Sri Lanka's Lion Brewery regrets leaving Indian market
Oct 12, 2018 09:46 AM GMT+0530 | 0 Comment(s)
ECONOMYNEXT - Sri Lanka's Lion Brewery regrets leaving the Indian beer market to focus on its home market, a senior company official said, noting that many local firms are reluctant to risk venturing overseas and fear foreign competition.
Suresh Shah, Executive Director of the Lion Brewery (Ceylon) Ltd., said they understood the risks and complexities of the Indian market when they entered, but withdrew to give priority to investments to grow the home market, recovering after the ethnic war.
The Carson Cumberbatch controlled Lion Brewery withdrew from the Indian beer market in May 2011 having ventured into it in partnership with Carlsberg South Asia Pte Limited. It sold its stake to Carlsberg for 2.1 billion rupees.
“We know it is tough to do business in our region,” Shah told a World Bank forum to launch its new report on regional trade in South Asia which highlights the lack of intra-regional trade and investment.
“We understood the complexity of doing business in India. If we wanted the rewards of a very large market we had to face it. You go in knowing the risks and challenges,” Shah said.
Shah said they went into India knowing the alcohol business in India was extremely complex, more than elsewhere, and would take lot of money to succeed.
“Unfortunately, entering the Indian market involved a lot of cash upfront. We needed to expand capacity in Sri Lanka. So we took the call that we had to first protect the home market. That’s why we got out of it. We will regret it.”
Venturing into overseas markets required taking risks and staying power which many Sri Lankan firms appeared reluctant to do, Shah said.
He noted how global multinationals went into the big Chinese market although the Chinese governing system was very different to their own and markets also complex.
“Everyone who wanted to be big on a global scale are all in China,” Shah said. “A lot of them made losses and are still making losses.

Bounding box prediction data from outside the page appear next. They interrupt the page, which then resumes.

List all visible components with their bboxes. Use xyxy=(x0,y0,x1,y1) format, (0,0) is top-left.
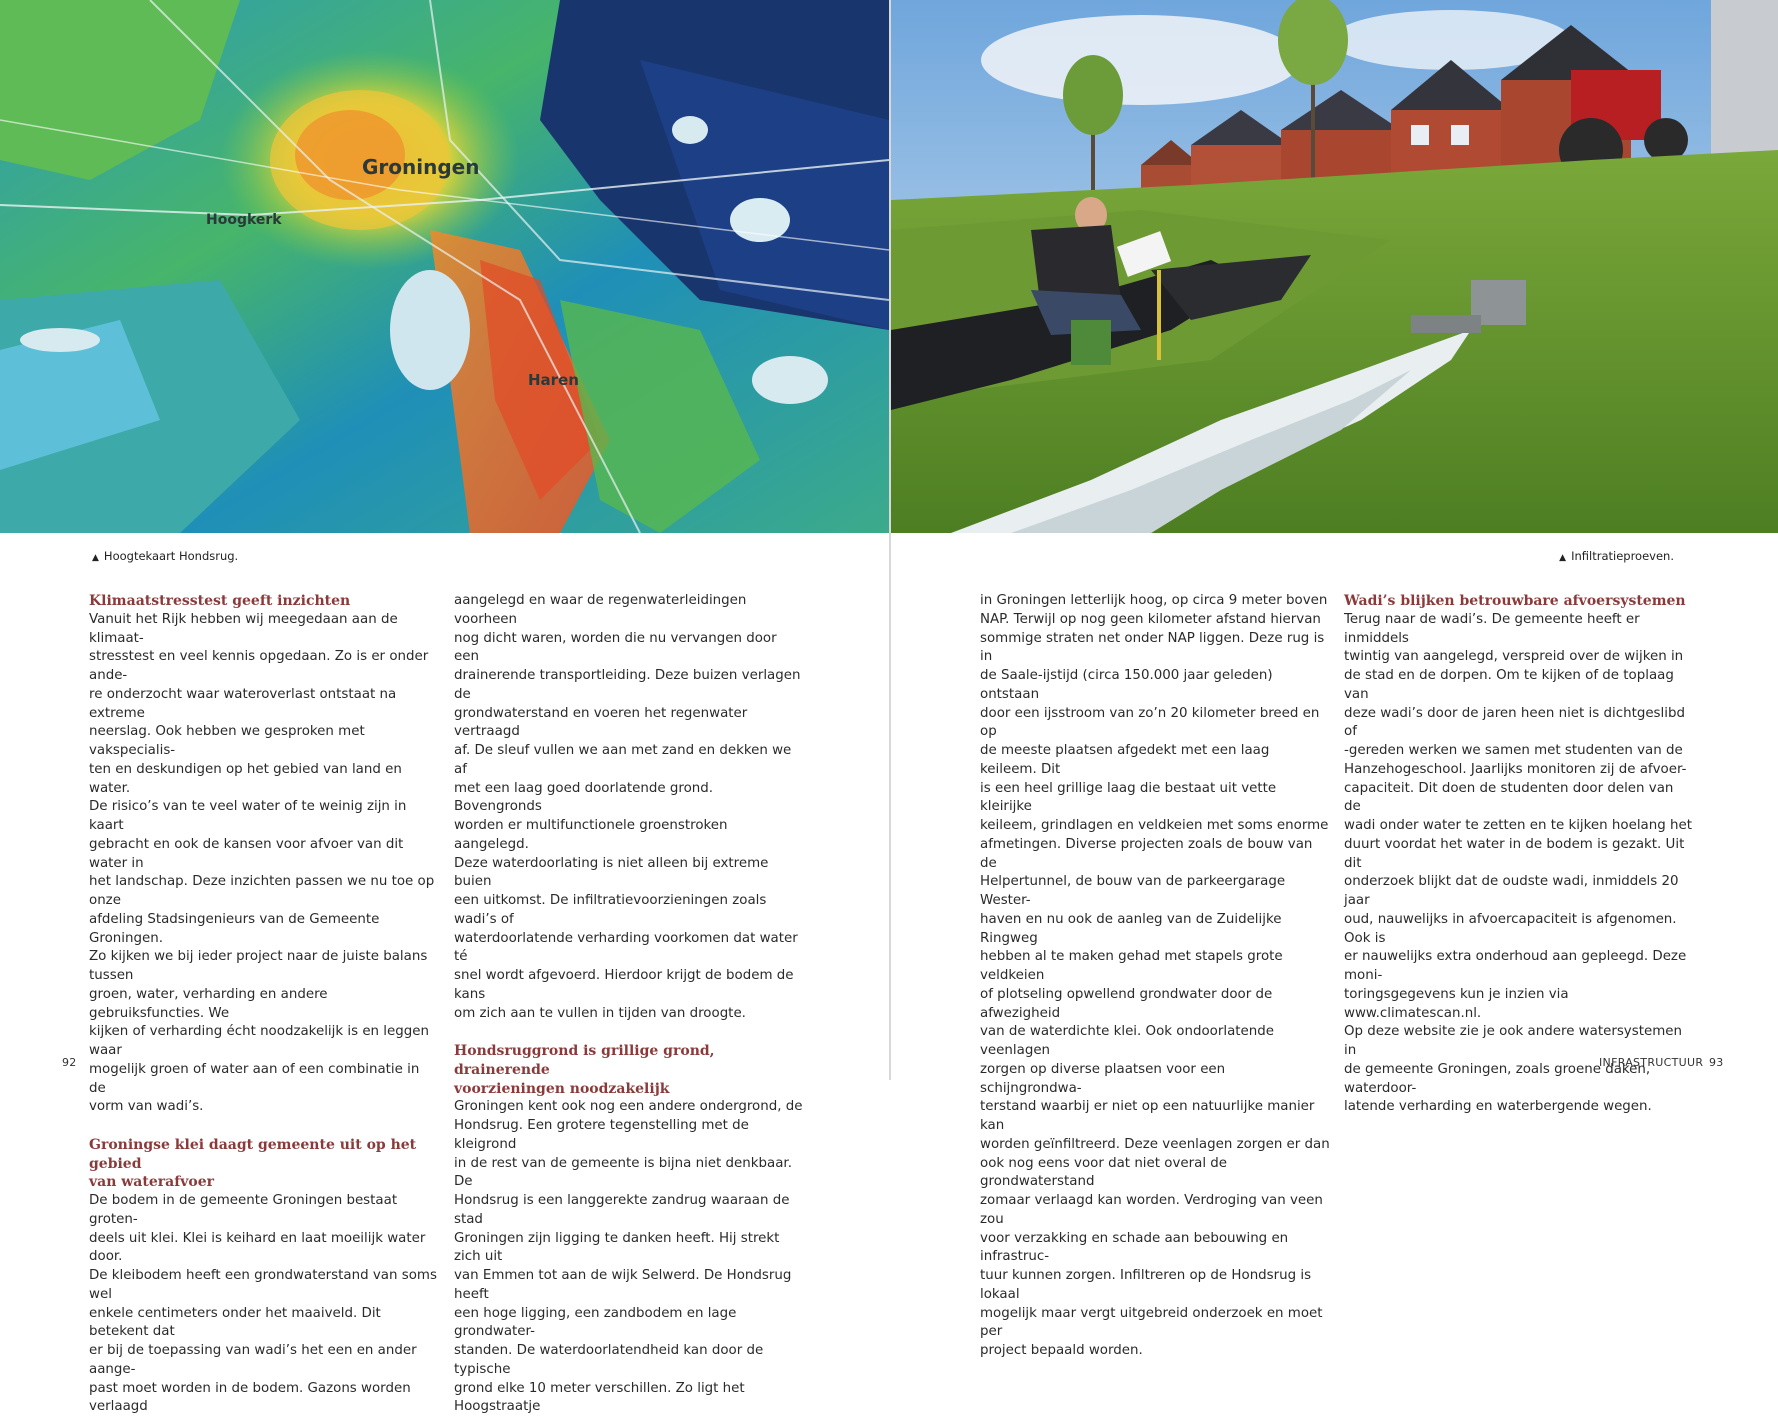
body-text-line: een hoge ligging, een zandbodem en lage grondwater- xyxy=(454,1305,804,1343)
body-text-line: waterdoorlatende verharding voorkomen dat water té xyxy=(454,930,804,968)
body-text-line: Hondsrug is een langgerekte zandrug waaraan de stad xyxy=(454,1192,804,1230)
body-text-line: in de rest van de gemeente is bijna niet denkbaar. De xyxy=(454,1155,804,1193)
body-text-line: Groningen kent ook nog een andere ondergrond, de xyxy=(454,1098,804,1117)
right-column-2 xyxy=(1344,592,1694,1117)
page-number-right: 93 xyxy=(1709,1056,1724,1069)
map-label-hoogkerk: Hoogkerk xyxy=(206,212,282,228)
body-text-line: kijken of verharding écht noodzakelijk is en leggen waar xyxy=(89,1023,439,1061)
body-text-line: De kleibodem heeft een grondwaterstand van soms wel xyxy=(89,1267,439,1305)
body-text-line: de gemeente Groningen, zoals groene daken, waterdoor- xyxy=(1344,1061,1694,1099)
body-text-line: met een laag goed doorlatende grond. Bovengronds xyxy=(454,780,804,818)
body-text-line: of plotseling opwellend grondwater door de afwezigheid xyxy=(980,986,1330,1024)
body-text-line: sommige straten net onder NAP liggen. Deze rug is in xyxy=(980,630,1330,668)
paragraph-gap xyxy=(89,1117,439,1136)
section-heading: Wadi’s blijken betrouwbare afvoersystemen xyxy=(1344,592,1694,611)
body-text-line: worden geïnfiltreerd. Deze veenlagen zorgen er dan xyxy=(980,1136,1330,1155)
body-text-line: aangelegd en waar de regenwaterleidingen voorheen xyxy=(454,592,804,630)
body-text-line: in Groningen letterlijk hoog, op circa 9 meter boven xyxy=(980,592,1330,611)
caption-triangle-icon: ▲ xyxy=(92,553,99,563)
body-text-line: deze wadi’s door de jaren heen niet is dichtgeslibd of xyxy=(1344,705,1694,743)
right-column-1 xyxy=(980,592,1330,1361)
body-text-line: nog dicht waren, worden die nu vervangen door een xyxy=(454,630,804,668)
body-text-line: zorgen op diverse plaatsen voor een schijngrondwa- xyxy=(980,1061,1330,1099)
body-text-line: hebben al te maken gehad met stapels grote veldkeien xyxy=(980,948,1330,986)
body-text-line: zomaar verlaagd kan worden. Verdroging van veen zou xyxy=(980,1192,1330,1230)
body-text-line: past moet worden in de bodem. Gazons worden verlaagd xyxy=(89,1380,439,1417)
caption-triangle-icon: ▲ xyxy=(1559,553,1566,563)
body-text-line: van de waterdichte klei. Ook ondoorlatende veenlagen xyxy=(980,1023,1330,1061)
body-text-line: oud, nauwelijks in afvoercapaciteit is afgenomen. Ook is xyxy=(1344,911,1694,949)
body-text-line: het landschap. Deze inzichten passen we nu toe op onze xyxy=(89,873,439,911)
body-text-line: neerslag. Ook hebben we gesproken met vakspecialis- xyxy=(89,723,439,761)
section-label: INFRASTRUCTUUR xyxy=(1599,1056,1703,1069)
body-text-line: voor verzakking en schade aan bebouwing en infrastruc- xyxy=(980,1230,1330,1268)
photo-caption-text: Infiltratieproeven. xyxy=(1571,549,1674,563)
body-text-line: tuur kunnen zorgen. Infiltreren op de Hondsrug is lokaal xyxy=(980,1267,1330,1305)
body-text-line: De bodem in de gemeente Groningen bestaat groten- xyxy=(89,1192,439,1230)
body-text-line: twintig van aangelegd, verspreid over de wijken in xyxy=(1344,648,1694,667)
body-text-line: standen. De waterdoorlatendheid kan door de typische xyxy=(454,1342,804,1380)
body-text-line: afdeling Stadsingenieurs van de Gemeente Groningen. xyxy=(89,911,439,949)
body-text-line: NAP. Terwijl op nog geen kilometer afstand hiervan xyxy=(980,611,1330,630)
body-text-line: mogelijk groen of water aan of een combinatie in de xyxy=(89,1061,439,1099)
body-text-line: Groningen zijn ligging te danken heeft. Hij strekt zich uit xyxy=(454,1230,804,1268)
photo-caption xyxy=(1559,549,1674,563)
body-text-line: enkele centimeters onder het maaiveld. Dit betekent dat xyxy=(89,1305,439,1343)
body-text-line: capaciteit. Dit doen de studenten door delen van de xyxy=(1344,780,1694,818)
left-column-2 xyxy=(454,592,804,1417)
body-text-line: stresstest en veel kennis opgedaan. Zo is er onder ande- xyxy=(89,648,439,686)
body-text-line: -gereden werken we samen met studenten van de xyxy=(1344,742,1694,761)
elevation-map-graphic xyxy=(0,0,889,533)
body-text-line: wadi onder water te zetten en te kijken hoelang het xyxy=(1344,817,1694,836)
body-text-line: de Saale-ijstijd (circa 150.000 jaar geleden) ontstaan xyxy=(980,667,1330,705)
body-text-line: er nauwelijks extra onderhoud aan gepleegd. Deze moni- xyxy=(1344,948,1694,986)
body-text-line: worden er multifunctionele groenstroken aangelegd. xyxy=(454,817,804,855)
body-text-line: de stad en de dorpen. Om te kijken of de toplaag van xyxy=(1344,667,1694,705)
body-text-line: om zich aan te vullen in tijden van droogte. xyxy=(454,1005,804,1024)
body-text-line: groen, water, verharding en andere gebruiksfuncties. We xyxy=(89,986,439,1024)
elevation-map-image xyxy=(0,0,889,533)
body-text-line: terstand waarbij er niet op een natuurlijke manier kan xyxy=(980,1098,1330,1136)
body-text-line: Zo kijken we bij ieder project naar de juiste balans tussen xyxy=(89,948,439,986)
left-page xyxy=(0,0,889,1080)
body-text-line: gebracht en ook de kansen voor afvoer van dit water in xyxy=(89,836,439,874)
right-page xyxy=(891,0,1778,1080)
section-heading: Hondsruggrond is grillige grond, drainerende xyxy=(454,1042,804,1080)
body-text-line: snel wordt afgevoerd. Hierdoor krijgt de bodem de kans xyxy=(454,967,804,1005)
body-text-line: is een heel grillige laag die bestaat uit vette kleirijke xyxy=(980,780,1330,818)
body-text-line: een uitkomst. De infiltratievoorzieningen zoals wadi’s of xyxy=(454,892,804,930)
body-text-line: Vanuit het Rijk hebben wij meegedaan aan de klimaat- xyxy=(89,611,439,649)
body-text-line: ten en deskundigen op het gebied van land en water. xyxy=(89,761,439,799)
body-text-line: re onderzocht waar wateroverlast ontstaat na extreme xyxy=(89,686,439,724)
body-text-line: duurt voordat het water in de bodem is gezakt. Uit dit xyxy=(1344,836,1694,874)
body-text-line: drainerende transportleiding. Deze buizen verlagen de xyxy=(454,667,804,705)
body-text-line: er bij de toepassing van wadi’s het een en ander aange- xyxy=(89,1342,439,1380)
body-text-line: grond elke 10 meter verschillen. Zo ligt het Hoogstraatje xyxy=(454,1380,804,1417)
body-text-line: Hanzehogeschool. Jaarlijks monitoren zij de afvoer- xyxy=(1344,761,1694,780)
body-text-line: door een ijsstroom van zo’n 20 kilometer breed en op xyxy=(980,705,1330,743)
infiltration-photo-graphic xyxy=(891,0,1778,533)
body-text-line: Helpertunnel, de bouw van de parkeergarage Wester- xyxy=(980,873,1330,911)
body-text-line: vorm van wadi’s. xyxy=(89,1098,439,1117)
body-text-line: haven en nu ook de aanleg van de Zuidelijke Ringweg xyxy=(980,911,1330,949)
body-text-line: onderzoek blijkt dat de oudste wadi, inmiddels 20 jaar xyxy=(1344,873,1694,911)
body-text-line: ook nog eens voor dat niet overal de grondwaterstand xyxy=(980,1155,1330,1193)
body-text-line: keileem, grindlagen en veldkeien met soms enorme xyxy=(980,817,1330,836)
map-caption-text: Hoogtekaart Hondsrug. xyxy=(104,549,238,563)
map-label-haren: Haren xyxy=(528,371,579,389)
section-heading: voorzieningen noodzakelijk xyxy=(454,1080,804,1099)
body-text-line: Deze waterdoorlating is niet alleen bij extreme buien xyxy=(454,855,804,893)
body-text-line: mogelijk maar vergt uitgebreid onderzoek en moet per xyxy=(980,1305,1330,1343)
map-caption xyxy=(92,549,238,563)
body-text-line: Terug naar de wadi’s. De gemeente heeft er inmiddels xyxy=(1344,611,1694,649)
body-text-line: latende verharding en waterbergende wegen. xyxy=(1344,1098,1694,1117)
section-heading: Groningse klei daagt gemeente uit op het gebied xyxy=(89,1136,439,1174)
body-text-line: af. De sleuf vullen we aan met zand en dekken we af xyxy=(454,742,804,780)
page-number-left: 92 xyxy=(62,1056,77,1069)
body-text-line: afmetingen. Diverse projecten zoals de bouw van de xyxy=(980,836,1330,874)
paragraph-gap xyxy=(454,1023,804,1042)
body-text-line: De risico’s van te veel water of te weinig zijn in kaart xyxy=(89,798,439,836)
body-text-line: Hondsrug. Een grotere tegenstelling met de kleigrond xyxy=(454,1117,804,1155)
section-heading: Klimaatstresstest geeft inzichten xyxy=(89,592,439,611)
body-text-line: van Emmen tot aan de wijk Selwerd. De Hondsrug heeft xyxy=(454,1267,804,1305)
body-text-line: deels uit klei. Klei is keihard en laat moeilijk water door. xyxy=(89,1230,439,1268)
map-label-groningen: Groningen xyxy=(362,155,479,179)
body-text-line: Op deze website zie je ook andere watersystemen in xyxy=(1344,1023,1694,1061)
body-text-line: toringsgegevens kun je inzien via www.climatescan.nl. xyxy=(1344,986,1694,1024)
body-text-line: project bepaald worden. xyxy=(980,1342,1330,1361)
section-heading: van waterafvoer xyxy=(89,1173,439,1192)
body-text-line: grondwaterstand en voeren het regenwater vertraagd xyxy=(454,705,804,743)
body-text-line: de meeste plaatsen afgedekt met een laag keileem. Dit xyxy=(980,742,1330,780)
infiltration-test-photo xyxy=(891,0,1778,533)
left-column-1 xyxy=(89,592,439,1417)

“Nevertheless, they take that risk wanting to be known as global players. A lot of it is also in the mindset.”
Asked if it was apathy on the part of Sri Lanka’s private sector that so few had ventured overseas, Shah replied: “Of course it is. When you can make 100 rupees in Sri Lanka versus making 25 rupees somewhere else, 100 rupees is easy for the making here.
”If you want to take your business overseas you’ve got to be competitive and productive. Many Sri Lankan businesses are unfortunately neither productive nor competitive because we don’t face competition. Sri Lankan businesses need to be competitive for which we need to open our markets. We need to liberalise.”